Key points:

  • President Trump’s tariff stance threw global policy into disarray. The threat of counter-tariffs and the adoption of anti-America policy positions threatened to upend the global order. Policy uncertainty rates have surged higher, and the USD retreated off its highs. How much further this goes will depend on how successfully countries renegotiate trade terms with the US and reduce the final impact of the tariffs.
  • However, for all this global uncertainty, the ZAR has performed really well and is now the third best performing emerging market currency this year out of nine monitored, beaten only by Mexico and Brazil.
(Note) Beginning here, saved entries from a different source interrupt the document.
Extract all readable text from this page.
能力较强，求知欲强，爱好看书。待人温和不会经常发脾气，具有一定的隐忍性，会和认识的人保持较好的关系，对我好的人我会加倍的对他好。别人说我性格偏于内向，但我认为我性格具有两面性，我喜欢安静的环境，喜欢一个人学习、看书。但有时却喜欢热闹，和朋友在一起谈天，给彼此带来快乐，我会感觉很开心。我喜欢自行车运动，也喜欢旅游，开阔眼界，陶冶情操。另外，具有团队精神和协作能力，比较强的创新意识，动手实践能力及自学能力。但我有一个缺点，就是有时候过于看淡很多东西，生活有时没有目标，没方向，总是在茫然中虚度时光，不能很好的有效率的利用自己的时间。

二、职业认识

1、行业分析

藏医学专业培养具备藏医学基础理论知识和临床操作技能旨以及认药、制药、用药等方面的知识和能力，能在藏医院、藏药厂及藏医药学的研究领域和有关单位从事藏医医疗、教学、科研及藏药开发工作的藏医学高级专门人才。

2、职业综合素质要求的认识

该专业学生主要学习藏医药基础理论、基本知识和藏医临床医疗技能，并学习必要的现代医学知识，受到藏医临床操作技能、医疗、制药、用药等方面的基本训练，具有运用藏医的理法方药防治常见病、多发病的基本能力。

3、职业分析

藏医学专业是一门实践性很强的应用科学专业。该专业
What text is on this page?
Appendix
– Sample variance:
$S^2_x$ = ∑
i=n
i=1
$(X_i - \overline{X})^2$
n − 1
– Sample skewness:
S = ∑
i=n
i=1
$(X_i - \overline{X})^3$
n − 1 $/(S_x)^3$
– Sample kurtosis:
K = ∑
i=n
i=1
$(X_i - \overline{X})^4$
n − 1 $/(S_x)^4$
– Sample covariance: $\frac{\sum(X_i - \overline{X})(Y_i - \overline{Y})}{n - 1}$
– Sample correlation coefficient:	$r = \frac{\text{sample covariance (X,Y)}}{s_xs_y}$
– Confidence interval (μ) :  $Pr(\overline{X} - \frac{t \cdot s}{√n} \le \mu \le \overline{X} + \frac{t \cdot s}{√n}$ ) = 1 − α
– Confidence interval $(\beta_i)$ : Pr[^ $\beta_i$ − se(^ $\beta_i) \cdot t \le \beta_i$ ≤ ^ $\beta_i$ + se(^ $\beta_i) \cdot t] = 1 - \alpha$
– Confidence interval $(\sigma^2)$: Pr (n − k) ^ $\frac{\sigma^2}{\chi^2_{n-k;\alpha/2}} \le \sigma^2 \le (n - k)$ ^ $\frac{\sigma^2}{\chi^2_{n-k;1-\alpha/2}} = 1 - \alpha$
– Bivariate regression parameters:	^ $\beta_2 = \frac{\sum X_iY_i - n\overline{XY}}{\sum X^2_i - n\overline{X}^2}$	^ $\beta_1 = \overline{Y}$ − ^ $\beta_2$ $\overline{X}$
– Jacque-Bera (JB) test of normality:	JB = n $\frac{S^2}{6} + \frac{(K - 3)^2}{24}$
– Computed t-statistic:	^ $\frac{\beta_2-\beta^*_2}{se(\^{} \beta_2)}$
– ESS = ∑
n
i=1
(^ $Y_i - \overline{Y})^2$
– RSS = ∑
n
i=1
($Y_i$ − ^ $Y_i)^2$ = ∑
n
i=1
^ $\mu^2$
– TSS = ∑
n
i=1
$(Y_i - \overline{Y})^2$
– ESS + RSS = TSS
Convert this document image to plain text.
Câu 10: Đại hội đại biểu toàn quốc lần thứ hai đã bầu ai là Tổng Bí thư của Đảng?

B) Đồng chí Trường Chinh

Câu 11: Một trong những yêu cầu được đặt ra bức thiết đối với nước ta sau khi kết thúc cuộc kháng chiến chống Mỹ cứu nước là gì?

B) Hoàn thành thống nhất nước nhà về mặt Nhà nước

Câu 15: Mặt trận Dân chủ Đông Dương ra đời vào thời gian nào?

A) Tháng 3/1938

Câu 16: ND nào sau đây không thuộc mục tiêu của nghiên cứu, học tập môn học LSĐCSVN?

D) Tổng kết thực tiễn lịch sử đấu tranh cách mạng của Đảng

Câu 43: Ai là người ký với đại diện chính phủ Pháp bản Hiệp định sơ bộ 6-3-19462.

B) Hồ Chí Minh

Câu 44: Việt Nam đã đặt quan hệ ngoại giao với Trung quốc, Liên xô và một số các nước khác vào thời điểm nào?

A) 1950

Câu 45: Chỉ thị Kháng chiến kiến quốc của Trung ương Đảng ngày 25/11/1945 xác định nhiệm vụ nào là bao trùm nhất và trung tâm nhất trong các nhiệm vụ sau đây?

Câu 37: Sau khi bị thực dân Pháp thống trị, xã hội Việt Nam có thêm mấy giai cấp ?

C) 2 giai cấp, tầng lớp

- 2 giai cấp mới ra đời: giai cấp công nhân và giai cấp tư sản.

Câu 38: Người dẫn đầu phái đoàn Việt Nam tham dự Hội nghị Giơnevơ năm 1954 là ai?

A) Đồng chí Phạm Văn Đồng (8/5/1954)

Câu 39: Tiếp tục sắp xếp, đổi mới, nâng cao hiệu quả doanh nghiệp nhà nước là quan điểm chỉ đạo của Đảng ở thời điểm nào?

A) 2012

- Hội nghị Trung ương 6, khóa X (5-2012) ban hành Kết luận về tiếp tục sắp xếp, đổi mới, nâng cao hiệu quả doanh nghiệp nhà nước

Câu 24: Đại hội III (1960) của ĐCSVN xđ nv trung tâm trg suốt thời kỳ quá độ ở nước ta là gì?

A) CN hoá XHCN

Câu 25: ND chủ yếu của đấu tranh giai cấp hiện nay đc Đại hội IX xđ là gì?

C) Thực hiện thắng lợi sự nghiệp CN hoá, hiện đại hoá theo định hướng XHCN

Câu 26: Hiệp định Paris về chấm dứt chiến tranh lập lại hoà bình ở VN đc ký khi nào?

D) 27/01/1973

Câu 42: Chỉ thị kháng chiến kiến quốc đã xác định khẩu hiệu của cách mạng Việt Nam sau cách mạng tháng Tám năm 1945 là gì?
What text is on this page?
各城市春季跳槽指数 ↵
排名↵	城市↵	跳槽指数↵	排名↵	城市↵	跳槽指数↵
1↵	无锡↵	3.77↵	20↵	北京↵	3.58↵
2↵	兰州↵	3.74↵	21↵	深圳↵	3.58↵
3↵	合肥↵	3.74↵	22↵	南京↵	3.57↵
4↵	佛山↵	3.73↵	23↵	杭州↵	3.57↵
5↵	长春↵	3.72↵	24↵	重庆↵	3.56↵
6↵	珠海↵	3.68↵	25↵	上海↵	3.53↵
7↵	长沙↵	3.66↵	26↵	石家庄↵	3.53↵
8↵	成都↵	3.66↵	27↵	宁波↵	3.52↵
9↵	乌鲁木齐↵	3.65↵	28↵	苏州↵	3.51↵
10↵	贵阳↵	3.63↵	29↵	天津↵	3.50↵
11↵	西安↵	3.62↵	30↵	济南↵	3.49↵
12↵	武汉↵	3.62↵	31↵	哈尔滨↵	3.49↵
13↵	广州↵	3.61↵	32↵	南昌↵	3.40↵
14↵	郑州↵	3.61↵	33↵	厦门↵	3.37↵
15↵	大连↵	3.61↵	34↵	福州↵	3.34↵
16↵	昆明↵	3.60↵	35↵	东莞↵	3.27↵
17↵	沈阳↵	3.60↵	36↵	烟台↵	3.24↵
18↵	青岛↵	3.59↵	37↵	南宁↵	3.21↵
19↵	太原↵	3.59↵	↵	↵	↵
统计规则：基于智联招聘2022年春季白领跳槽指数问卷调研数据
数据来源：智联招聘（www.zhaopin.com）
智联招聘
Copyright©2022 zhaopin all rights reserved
This is a huge turnaround from the sharp plunge in April when investors feared the GNU would break down. While the GNU remains fragile, it is encouraging to see political parties working towards a third budget that will tackle SA’s fiscal shortfall without relying on a VAT hike to plug the R75bn hole.
  • Further assisting the ZAR is SA’s buoyant interest rates that still hold a significant spread above buoyant US bond yields as well as the strong rise in SA’s terms of trade as commodity prices continue to perform well.

Baseline view:

The combination of factors now sees the ZAR in a strong position to perform well. So long as the SARB remains proportionately more conservative than other more developed economies, SA’s terms of trade hold up, the ZAR will enjoy ongoing resilience. Any improvement in SA’s political stability through a constructive budget agreed to by GNU partners and the USD-ZAR might still sustain a break below the 18.0000 handle.